1/8 pound streaky bacon or salt pork, cut into small cubes, about 1/2 cup
1/3 cup carrots cut into very small cubes
1/2 cup finely diced celery
2/3 cup finely diced onions
10 ounces fresh or frozen black-eyed peas
1 whole clove garlic
2 3/4 cups water, approximately
6 sprigs fresh thyme
1 bay leaf
Salt to taste, if desired
1/4 teaspoon dried hot red pepper flakes
1 cup rice
2 tablespoons butter
1 red ripe tomato, about 1/4 pound, cored
1/4 pound sharp Cheddar cheese, finely grated
1 cup finely chopped scallions, including green part

Steps:

  • Put the bacon or salt pork in a saucepan and cook, stirring often, until all the cubes are crisp. Add the carrots, celery and onions and cook, stirring, about 1 minute.

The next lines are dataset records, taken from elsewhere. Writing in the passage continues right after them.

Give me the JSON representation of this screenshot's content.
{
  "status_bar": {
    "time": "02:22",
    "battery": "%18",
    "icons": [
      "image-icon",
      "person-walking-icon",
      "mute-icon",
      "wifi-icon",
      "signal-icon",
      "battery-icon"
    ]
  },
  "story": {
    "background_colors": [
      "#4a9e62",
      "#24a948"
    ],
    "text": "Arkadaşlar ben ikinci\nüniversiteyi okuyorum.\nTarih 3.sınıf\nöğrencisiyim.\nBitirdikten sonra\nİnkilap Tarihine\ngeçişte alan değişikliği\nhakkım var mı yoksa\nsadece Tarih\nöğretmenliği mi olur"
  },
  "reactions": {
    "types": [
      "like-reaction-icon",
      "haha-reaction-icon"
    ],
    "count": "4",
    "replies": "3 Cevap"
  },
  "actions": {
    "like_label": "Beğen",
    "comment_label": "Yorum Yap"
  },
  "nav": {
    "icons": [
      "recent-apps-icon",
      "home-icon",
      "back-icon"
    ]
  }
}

  • Add peas, garlic, about 1 1/4 cups water or to barely cover, thyme, bay leaf, salt and pepper flakes. Bring to boil and let simmer, uncovered, 30 to 40 minutes, until tender but not mushy. Remove from heat.
  • Put the rice in a saucepan and add 1 1/2 cups water and salt to taste. Bring to boil and let simmer 17 minutes. Stir in the butter.
  • Cut unpeeled tomato into 1/4-inch cubes; there should be about 1 cup.
  • Arrange the hot rice in the center of a platter. Spoon the hot pea mixture, including liquid, over the rice. Scatter the cheese over the peas. Place tomato cubes around the rice. Scatter the scallions over the tomatoes. Serve immediately.